Si notre Université n’est pas comme les autres, la mouture 2016 est, en plus, particulière car elle est organisée quelques mois avant l’élection présidentielle. Comme vous le savez, sous la Ve république, l’élection du président est l'élection phare, celle qui donne le « là » de la vie politique pendant cinq ans.
C’est donc maintenant qu’il faut aborder les sujets essentiels.
Je vais vous faire une annonce qui va peut-être en décevoir quelques-uns : mais l’homme providentiel n’existe pas. Il n’a jamais existé. Et au regard de la cuvée 2017 des candidats qui s’annonce, je peux vous dire que ce ne sera pas encore pour cette fois !
En réalité, l’homme providentiel, c’est, ce ne peut être que le citoyen ! C’est à nous de trouver des solutions, de convaincre les élus de les appliquer et, à défaut, leur imposer. Regardez le sort du recours d’Anticor contre les privilèges accordés aux anciens présidents de la République. Nous avons, certes, perdu devant le Conseil d’État mais nous avons réussi à relancer le débat sur la question, juste avant l’élection présidentielle qui plus est, au point que François Hollande va annoncer qu’il va réduire les moyens exorbitants qui sont alloués. La pression citoyenne permet d'arracher des avancées. Et c'est même uniquement comme cela qu'on les obtient ! Plus que jamais, souvenons des mots très justes du général De Gaulle : « quand la lutte s’engage entre le peuple et la Bastille, c’est toujours la Bastille qui finit par avoir tort ».
Et c’est parce que la clé, c’est le citoyen que, pour l’élection présidentielle, Anticor a décidé de s’adresser directement à lui. Nous demandons donc aux futurs électeurs de signer notre charte éthique afin de s'engager à ne voter que pour des candidats qui reprendraient, dans leur programme, les dix engagements qu’elle contient, autour du non cumul des mandats et des fonctions, de la transparence, de la fin des privilèges anachroniques, etc. L’idée étant d’avoir suffisamment de signatures pour que, à l’instar du Pacte de Nicolas Hulot, en 2007, les problématiques chères à Anticor, et à vous tous j’en suis sûr, deviennent les enjeux incontournables de cette élection. Notre objectif est de transformer la fameuse prime à la casserole, théorisée par Philipe Seguin, en prime à l’éthique. On peut y arriver !
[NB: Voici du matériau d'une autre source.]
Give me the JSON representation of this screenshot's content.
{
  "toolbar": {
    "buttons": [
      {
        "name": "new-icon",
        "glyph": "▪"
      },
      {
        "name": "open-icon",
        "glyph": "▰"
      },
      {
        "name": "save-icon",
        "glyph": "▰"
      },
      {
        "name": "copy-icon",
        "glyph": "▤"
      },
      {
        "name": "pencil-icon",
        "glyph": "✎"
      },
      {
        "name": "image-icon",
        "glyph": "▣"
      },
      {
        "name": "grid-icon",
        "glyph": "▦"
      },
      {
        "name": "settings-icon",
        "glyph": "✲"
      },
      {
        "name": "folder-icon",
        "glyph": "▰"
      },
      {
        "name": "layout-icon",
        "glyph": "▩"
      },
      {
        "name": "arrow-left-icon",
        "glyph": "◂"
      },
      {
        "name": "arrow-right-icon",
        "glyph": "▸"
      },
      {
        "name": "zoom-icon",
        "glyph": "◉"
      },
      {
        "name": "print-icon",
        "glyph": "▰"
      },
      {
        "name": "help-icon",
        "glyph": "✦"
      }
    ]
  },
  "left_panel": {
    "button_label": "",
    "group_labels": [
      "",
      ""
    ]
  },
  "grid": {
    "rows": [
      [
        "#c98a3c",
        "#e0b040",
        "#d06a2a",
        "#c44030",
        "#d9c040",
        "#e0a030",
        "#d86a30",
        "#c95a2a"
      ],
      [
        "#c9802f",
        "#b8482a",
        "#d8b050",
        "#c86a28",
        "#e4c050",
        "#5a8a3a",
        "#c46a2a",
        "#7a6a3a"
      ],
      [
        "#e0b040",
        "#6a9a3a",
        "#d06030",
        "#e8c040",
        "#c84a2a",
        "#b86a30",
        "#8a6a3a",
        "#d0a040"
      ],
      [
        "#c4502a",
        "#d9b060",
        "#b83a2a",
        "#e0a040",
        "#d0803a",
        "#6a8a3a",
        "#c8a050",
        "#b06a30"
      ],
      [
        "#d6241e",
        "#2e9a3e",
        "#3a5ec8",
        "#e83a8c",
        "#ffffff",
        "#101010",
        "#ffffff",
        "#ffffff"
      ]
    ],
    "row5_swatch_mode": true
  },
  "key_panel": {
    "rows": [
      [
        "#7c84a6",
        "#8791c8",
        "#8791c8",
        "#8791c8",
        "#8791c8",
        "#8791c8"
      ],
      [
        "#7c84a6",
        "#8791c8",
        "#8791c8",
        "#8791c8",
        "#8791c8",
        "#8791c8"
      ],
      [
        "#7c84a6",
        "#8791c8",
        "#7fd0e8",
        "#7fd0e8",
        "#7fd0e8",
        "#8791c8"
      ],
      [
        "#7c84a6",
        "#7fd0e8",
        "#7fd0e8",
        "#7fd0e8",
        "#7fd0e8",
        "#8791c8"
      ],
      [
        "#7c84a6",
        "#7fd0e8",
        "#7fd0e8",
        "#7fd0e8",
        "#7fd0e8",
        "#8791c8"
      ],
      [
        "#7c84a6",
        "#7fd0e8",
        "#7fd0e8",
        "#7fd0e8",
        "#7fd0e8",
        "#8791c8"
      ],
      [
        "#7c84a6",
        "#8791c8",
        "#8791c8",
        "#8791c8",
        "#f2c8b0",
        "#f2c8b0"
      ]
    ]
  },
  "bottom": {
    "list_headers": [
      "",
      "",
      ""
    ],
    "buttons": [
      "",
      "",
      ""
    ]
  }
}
C’est pour débattre des idées et des propositions des uns et des autres qu’Anticor vous a invité autour de trois tables rondes. Nous aurions pu choisir de débattre de thèmes porteurs, comme le burkini ou les Gaulois, mais nous avons l’audace d’aborder des sujets sans doute moins importants : les médias, la Justice et la Politique.
Alors, au regard de l'échéance électorale majeure qui sannonce, soyons à la hauteur du moment ! Sachons répondre à l’appel de la République car il n’y a pas de République sans républicains qui se battent pour elle. N’attendons plus que les élus nous montrent l’exemple... Montrons l’exemple aux élus ! Car Gandhi avait tellement raison : « l’exemple n’est pas le meilleur moyen de convaincre, c’est le seul ».